As well as being an invaluable resource for functional genomics, a large genomic region of this kind provides an opportunity to investigate the organization and evolution of a significant piece of the mouse genome. Such studies also rely on high-quality sequence and manual gene annotation to avoid errors in sequence alignment, identification of coding and pseudogenes, classification of repetitive elements, and so on. The accumulating information on genome sequences from a number of species raises many questions about genome evolution. Important among these are the relative roles of whole-genome, segmental, and individual gene duplication, and the mechanisms underlying these processes (Lynch and Conery 2000; Dehal et al. 2001; Eichler and Sankoff 2003; Friedman and Hughes 2004); the usefulness of inter-genome comparisons for identifying selectively conserved regions in genomes, including not only genes, but regulatory regions and functional RNA genes (Mallon et al. 2000; Dehal et al. 2001; Dermitzakis et al. 2002; Kondrashov and Shabalina 2002; Margulies et al. 2003; Frazer et al. 2004); the roles of repeated (transposable element-like) and repetitive (satellites, microsatellites, and minisatellites) sequences in genome evolution (Toth et al. 2000; Hancock 2002; Babcock et al. 2003; Alba and Guigo 2004; Han et al. 2004; Kazazian Jr. 2004); and the characteristics of sites of evolutionary chromosome breakpoints (Puttagunta et al. 2000; Dehal et al. 2001; Pevzner and Tesler 2003).

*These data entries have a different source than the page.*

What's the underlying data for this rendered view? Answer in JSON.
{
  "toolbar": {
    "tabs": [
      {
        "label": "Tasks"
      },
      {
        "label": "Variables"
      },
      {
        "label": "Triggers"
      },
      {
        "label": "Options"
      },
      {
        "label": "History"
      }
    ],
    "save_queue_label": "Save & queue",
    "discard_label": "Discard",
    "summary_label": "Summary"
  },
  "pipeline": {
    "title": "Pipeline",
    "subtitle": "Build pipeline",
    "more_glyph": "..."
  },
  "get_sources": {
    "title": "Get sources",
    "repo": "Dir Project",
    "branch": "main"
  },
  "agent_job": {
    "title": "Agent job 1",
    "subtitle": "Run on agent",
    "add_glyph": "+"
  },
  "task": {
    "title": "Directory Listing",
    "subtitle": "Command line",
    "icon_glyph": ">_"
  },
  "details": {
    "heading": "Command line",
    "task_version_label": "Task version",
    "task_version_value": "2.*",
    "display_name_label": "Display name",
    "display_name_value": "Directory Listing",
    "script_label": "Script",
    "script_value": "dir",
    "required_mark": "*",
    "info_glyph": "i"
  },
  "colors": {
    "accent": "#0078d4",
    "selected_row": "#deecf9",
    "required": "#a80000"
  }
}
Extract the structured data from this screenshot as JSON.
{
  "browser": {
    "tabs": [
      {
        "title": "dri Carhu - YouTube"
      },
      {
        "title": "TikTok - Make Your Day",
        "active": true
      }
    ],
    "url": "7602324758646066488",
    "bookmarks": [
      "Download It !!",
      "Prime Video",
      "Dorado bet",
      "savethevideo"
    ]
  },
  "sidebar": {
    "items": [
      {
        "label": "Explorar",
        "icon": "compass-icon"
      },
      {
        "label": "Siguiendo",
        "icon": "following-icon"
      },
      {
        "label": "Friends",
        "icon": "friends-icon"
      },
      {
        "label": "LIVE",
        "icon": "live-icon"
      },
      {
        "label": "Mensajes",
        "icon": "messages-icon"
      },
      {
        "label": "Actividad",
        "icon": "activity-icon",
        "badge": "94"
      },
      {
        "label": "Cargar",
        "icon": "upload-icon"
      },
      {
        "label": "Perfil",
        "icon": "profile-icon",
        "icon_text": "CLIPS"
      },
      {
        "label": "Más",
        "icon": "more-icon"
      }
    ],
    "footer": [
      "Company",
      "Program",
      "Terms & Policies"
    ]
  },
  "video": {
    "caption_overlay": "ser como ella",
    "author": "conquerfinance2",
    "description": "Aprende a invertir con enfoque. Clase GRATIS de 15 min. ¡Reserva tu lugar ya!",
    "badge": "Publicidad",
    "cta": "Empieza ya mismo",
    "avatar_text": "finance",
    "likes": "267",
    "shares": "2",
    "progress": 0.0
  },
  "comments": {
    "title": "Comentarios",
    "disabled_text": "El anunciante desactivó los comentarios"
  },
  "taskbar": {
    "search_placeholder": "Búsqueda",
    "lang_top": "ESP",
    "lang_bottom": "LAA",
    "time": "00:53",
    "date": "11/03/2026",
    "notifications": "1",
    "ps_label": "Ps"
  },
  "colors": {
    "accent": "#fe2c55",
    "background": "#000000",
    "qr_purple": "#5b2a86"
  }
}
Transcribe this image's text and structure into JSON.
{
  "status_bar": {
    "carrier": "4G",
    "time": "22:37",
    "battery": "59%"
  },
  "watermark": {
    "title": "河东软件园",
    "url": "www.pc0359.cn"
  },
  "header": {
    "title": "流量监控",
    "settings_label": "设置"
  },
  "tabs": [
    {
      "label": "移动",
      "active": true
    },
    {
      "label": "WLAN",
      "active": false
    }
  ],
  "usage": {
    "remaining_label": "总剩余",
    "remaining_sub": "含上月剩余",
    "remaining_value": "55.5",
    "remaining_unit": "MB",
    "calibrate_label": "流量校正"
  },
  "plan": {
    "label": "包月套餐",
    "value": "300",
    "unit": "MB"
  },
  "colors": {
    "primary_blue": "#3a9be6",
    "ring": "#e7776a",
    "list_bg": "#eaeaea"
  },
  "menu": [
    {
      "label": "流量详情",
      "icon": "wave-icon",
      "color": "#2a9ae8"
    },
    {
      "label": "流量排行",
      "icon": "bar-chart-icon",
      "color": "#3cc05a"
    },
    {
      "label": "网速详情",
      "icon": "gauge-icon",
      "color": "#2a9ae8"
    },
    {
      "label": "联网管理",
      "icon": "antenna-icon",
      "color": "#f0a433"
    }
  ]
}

Here, we describe the genomic architecture of Del36H based on 12.66 Mb of finished DNA sequence, annotated using a combination of manual annotation with synteny and comparative sequence analysis. We find that the region is gene rich, primarily as the result of high gene densities in regions containing gene families that are smaller or absent in the orthologous human regions, and which appear to contribute to the special requirements of the lifestyle of the mouse. We consider forces and processes that may have contributed to the expansion of these gene families during evolution. We also identify a segment of Del36H containing two nearby evolutionary breakpoints, and show that these lie in a gene desert, a potentially optimal site for chromosome breakage. Finally, we consider the evolutionary dynamics of Evolutionarily Conserved Regions (ECRs; Mallon et al. 2000) within Del36H and their potential application to the identification of regulatory, and potentially other functional sequences within noncoding regions of the mouse genome.

RESULTS

Mapping, Sequencing, and Annotation

Physical mapping of the region was completed as described in the Methods, resulting in the production of a sequence-ready map. This map comprises a minimal tiling path (MTP) of 95 clones from the C57BL/6 BAC library. Sequence assembly of the finished sequence generated from the MTP produced a single contig of 12,660,359 bp that extends across chromosome bands A3.1-A4, encompassing both light and dark staining Giemsa bands. Waterston et al. (2002) concluded that the mouse genome, as a whole, is 14% smaller than the human genome. We were able to identify human sequences apparently homologous to 12,176,528 bp of Del36H. The equivalent human region is 10,421,640 bp long, 14.4% shorter than in mouse.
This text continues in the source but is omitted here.